If we think of crypto and blockchain, the idea is to have a method for customer authentication and credentials. In my mind, it would be great if there was a mechanism to use blockchain to store our own personal data.
One of the biggest issues for a brand is actually handling that data. But what if we could own and control that data and be willing to raise our hands to share it with other brands? For example, I’m taking a flight this weekend. I’m a huge Delta loyalist. If I have to take a flight on American Airlines, why does it have to take a year of flying with them until they get to know my data and habits? What if I could share my Delta profile and spend history confidentially with them to be eligible for similar perks to those I’d get with Delta?
I think a lot of consumers would like more control on who they share their data with and what data they’re willing to share, but in return, they’d expect something from the brand.
It’s a significant unlock for loyalty, because part of the challenge of setting up loyalty programs is learning from the behaviors of the people in the programs. Say you spend a ton of money at Urban Outfitters, for example, and suddenly decide to make a purchase at Gap. Why should you have to build up a whole new loyalty program with them?
The benefit to the brand side is to not have to invest a ton of money on technology. There is so much data churning nowadays. But as a brand, if I just have this profile and identifier that can say that, yes, you are a VIP because of your history with other brands, then that makes my job much easier. Then, I’m more than willing to give you a head start on our loyalty program. It doesn’t mean you’ll stay in there, but it would make things really interesting and helpful to start with.
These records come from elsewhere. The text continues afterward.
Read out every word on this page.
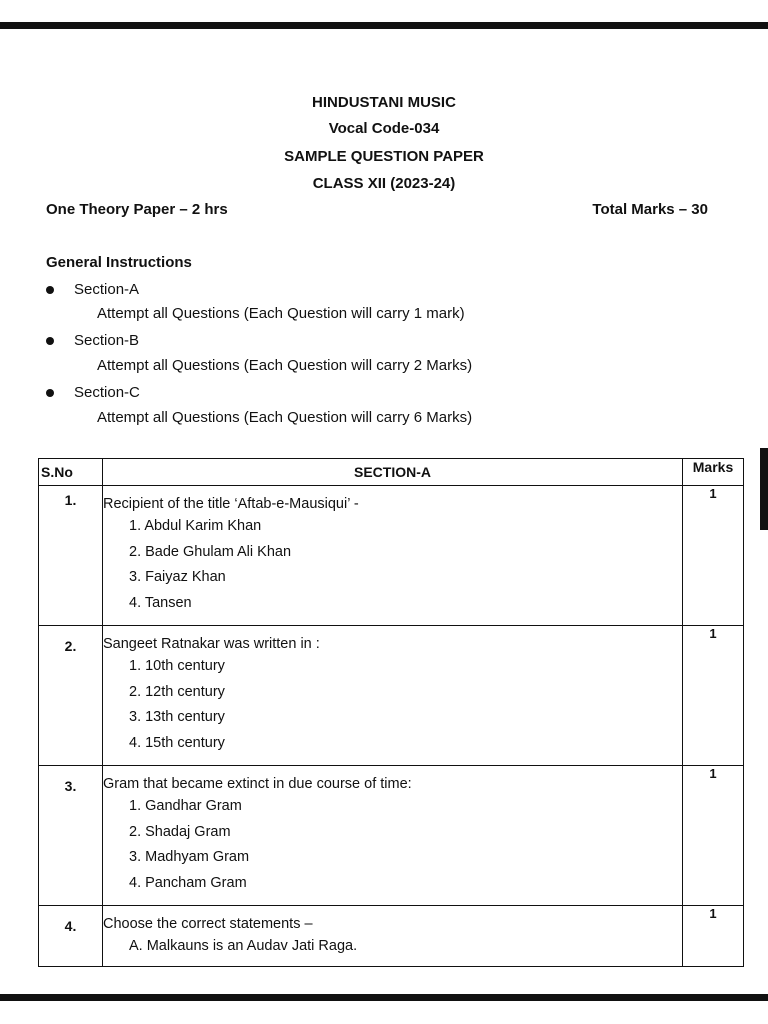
HINDUSTANI MUSIC
Vocal Code-034
SAMPLE QUESTION PAPER
CLASS XII (2023-24)
One Theory Paper – 2 hrs	Total Marks – 30
General Instructions
Section-A
Attempt all Questions (Each Question will carry 1 mark)
Section-B
Attempt all Questions (Each Question will carry 2 Marks)
Section-C
Attempt all Questions (Each Question will carry 6 Marks)
S.No	SECTION-A	Marks
1.	Recipient of the title ‘Aftab-e-Mausiqui’ -
1. Abdul Karim Khan
2. Bade Ghulam Ali Khan
3. Faiyaz Khan
4. Tansen	1
2.	Sangeet Ratnakar was written in :
1. 10th century
2. 12th century
3. 13th century
4. 15th century	1
3.	Gram that became extinct in due course of time:
1. Gandhar Gram
2. Shadaj Gram
3. Madhyam Gram
4. Pancham Gram	1
4.	Choose the correct statements –
A. Malkauns is an Audav Jati Raga.	1
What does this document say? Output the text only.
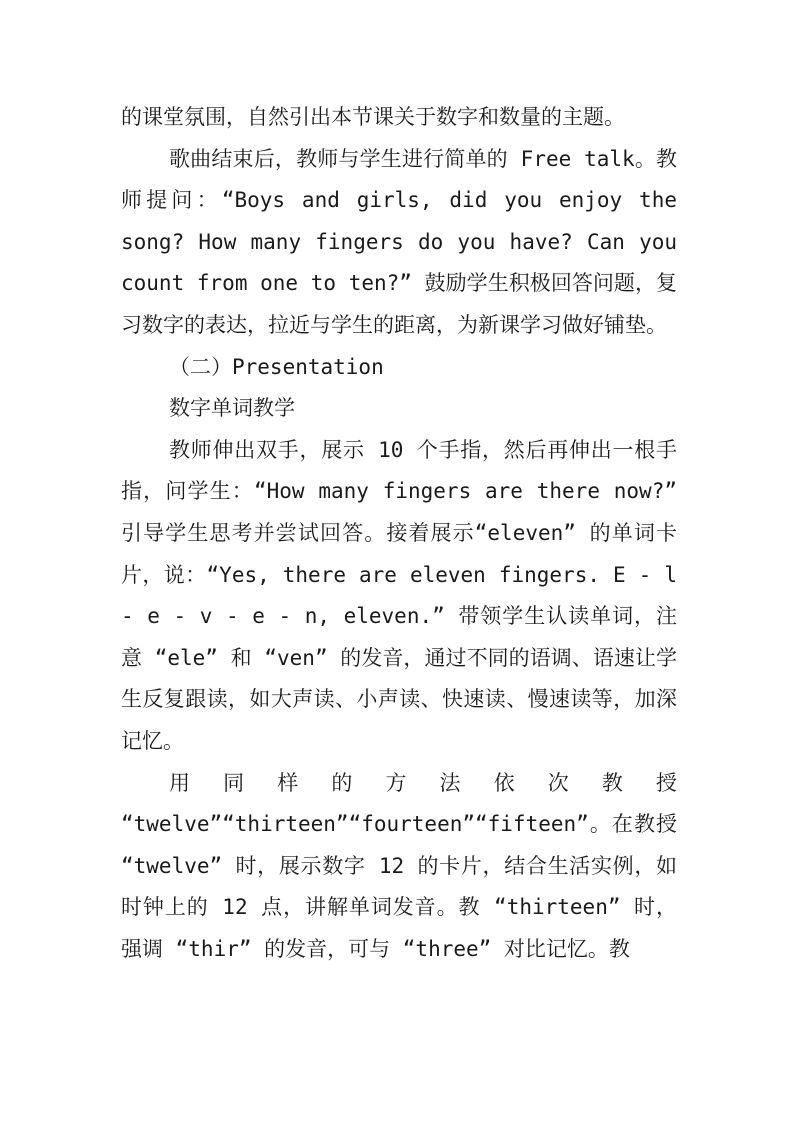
的课堂氛围，自然引出本节课关于数字和数量的主题。

歌曲结束后，教师与学生进行简单的 Free talk。教师提问：“Boys and girls, did you enjoy the song? How many fingers do you have? Can you count from one to ten?” 鼓励学生积极回答问题，复习数字的表达，拉近与学生的距离，为新课学习做好铺垫。

（二）Presentation

数字单词教学

教师伸出双手，展示 10 个手指，然后再伸出一根手指，问学生：“How many fingers are there now?” 引导学生思考并尝试回答。接着展示“eleven” 的单词卡片，说：“Yes, there are eleven fingers. E - l - e - v - e - n, eleven.” 带领学生认读单词，注意 “ele” 和 “ven” 的发音，通过不同的语调、语速让学生反复跟读，如大声读、小声读、快速读、慢速读等，加深记忆。

用同样的方法依次教授 “twelve”“thirteen”“fourteen”“fifteen”。在教授 “twelve” 时，展示数字 12 的卡片，结合生活实例，如时钟上的 12 点，讲解单词发音。教 “thirteen” 时，强调 “thir” 的发音，可与 “three” 对比记忆。教
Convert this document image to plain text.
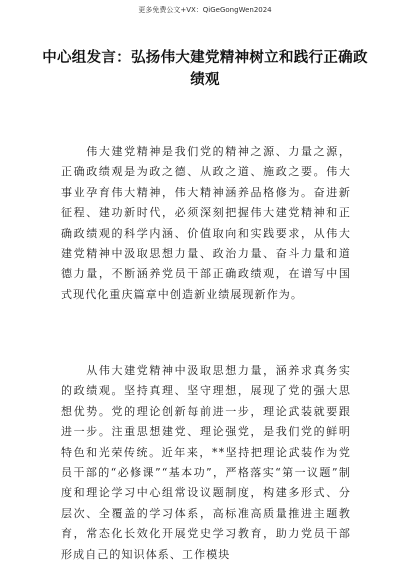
更多免费公文+VX：QiGeGongWen2024
中心组发言：弘扬伟大建党精神树立和践行正确政绩观
　　伟大建党精神是我们党的精神之源、力量之源，正确政绩观是为政之德、从政之道、施政之要。伟大事业孕育伟大精神，伟大精神涵养品格修为。奋进新征程、建功新时代，必须深刻把握伟大建党精神和正确政绩观的科学内涵、价值取向和实践要求，从伟大建党精神中汲取思想力量、政治力量、奋斗力量和道德力量，不断涵养党员干部正确政绩观，在谱写中国式现代化重庆篇章中创造新业绩展现新作为。
　　从伟大建党精神中汲取思想力量，涵养求真务实的政绩观。坚持真理、坚守理想，展现了党的强大思想优势。党的理论创新每前进一步，理论武装就要跟进一步。注重思想建党、理论强党，是我们党的鲜明特色和光荣传统。近年来，**坚持把理论武装作为党员干部的“必修课”“基本功”，严格落实“第一议题”制度和理论学习中心组常设议题制度，构建多形式、分层次、全覆盖的学习体系，高标准高质量推进主题教育，常态化长效化开展党史学习教育，助力党员干部形成自己的知识体系、工作模块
I believe content is going to return. For a while, we said content is king, but that went away. Brands will get back to owning their storytelling about what makes them unique, because that is the only point of differentiation they can truly own.
My good friend, Ben Harris, grew up working in physical retail stores. When we worked in Barbados together, he used to say that physical retail was the temple of the brand. As a consumer, where else can you go in and get a full immersion of the brand? That’s been part of retail for hundreds of years. People have engaged in that manner, and I think we’re going to see much more emphasis back on physical retail and potentially smaller footprint stores. It doesn’t mean ecommerce is going away, but there will be a greater emphasis on this again.
I think they have to adapt differently to continue to survive. Think about brands like Warby Parker and Allbirds that started completely online — they almost all have a physical location now. That doesn’t mean they have to invest in permanent stores, though. Many online stores do pop-ups now, which I believe is a good strategy.
The other piece is that I think marketplaces will become a more significant factor to brands. Major companies like Amazon, Walmart, and Target have created pretty compelling arguments to participate in a marketplace of some form. There’s going to be a lot of consolidation, sobrands may have to take a harder look at marketplaces in the future.